Acute pericarditis in childhood. The 9-year experience of a tertiary referral center.

N J Farinha, A Bartolo, L Trindade, T Vaz, J Monterroso, J C Areias, N T Santos


Sixteen children, aged 7 months to 12 years, with acute pericarditis, admitted between 1985 and 1993 to a tertiary referral centre were analyzed retrospectively for their presentation, etiology, work-up, management and prognosis. It was found that most of the presenting signs were not specific and were often related to associated diseases such as respiratory tract infections. In 50% of the cases a cause was not found, the others had viral infections (12.5%), tuberculosis (12.5%), Haemophilus influenzae infection (6.25%), Toxocara canis infection (6.25%) and collagen diseases (12.5%). In eight cases non-steroidal anti-inflammatory drugs associated with steroids were given, 7 patients received non-steroidal anti-inflammatory drugs and 1 steroids.
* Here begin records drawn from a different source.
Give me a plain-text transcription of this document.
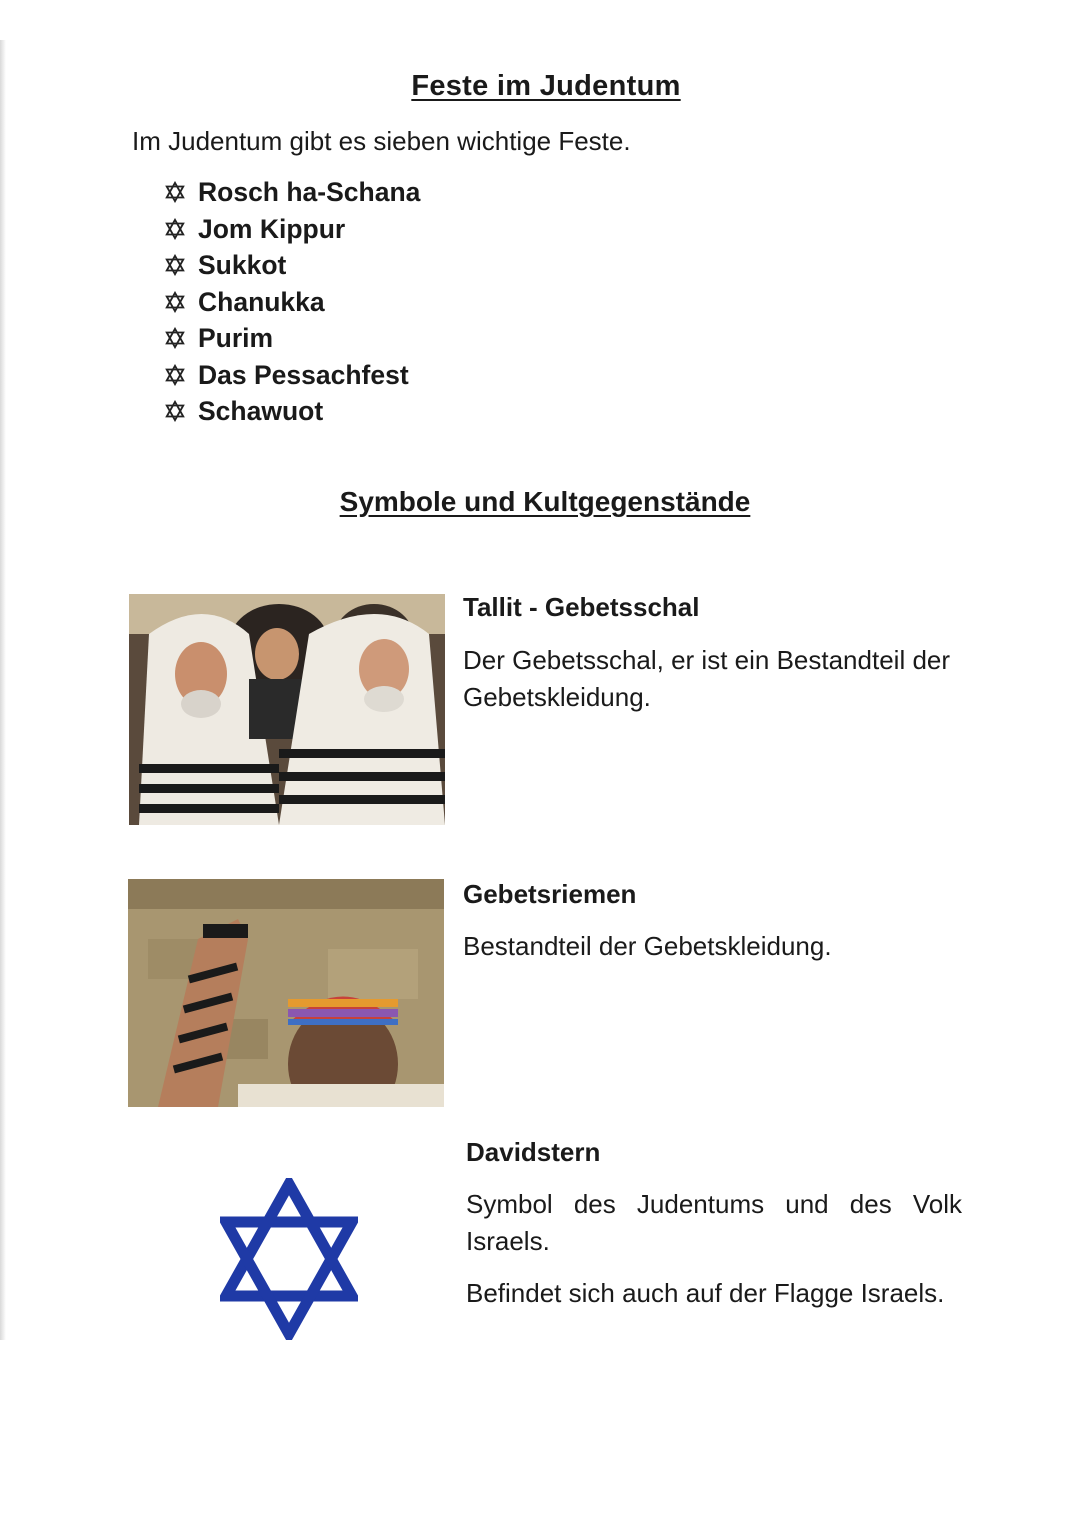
Feste im Judentum
Im Judentum gibt es sieben wichtige Feste.
Rosch ha-Schana
Jom Kippur
Sukkot
Chanukka
Purim
Das Pessachfest
Schawuot
Symbole und Kultgegenstände
Tallit - Gebetsschal
Der Gebetsschal, er ist ein Bestandteil der Gebetskleidung.
Gebetsriemen
Bestandteil der Gebetskleidung.
Davidstern
Symbol des Judentums und des Volk Israels.
Befindet sich auch auf der Flagge Israels.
The mean follow-up time was 3 years (1 to 5). Six patients had one or more relapses. Five of the 6 patients with relapses were in the group which received steroids. The two patients with tuberculosis underwent pericardiectomy. One child died due to complex heart disease and the remaining 15 were cured. It was concluded that in pericarditis an extensive work-up may not reveal the major etiologies and that long term prognosis is good.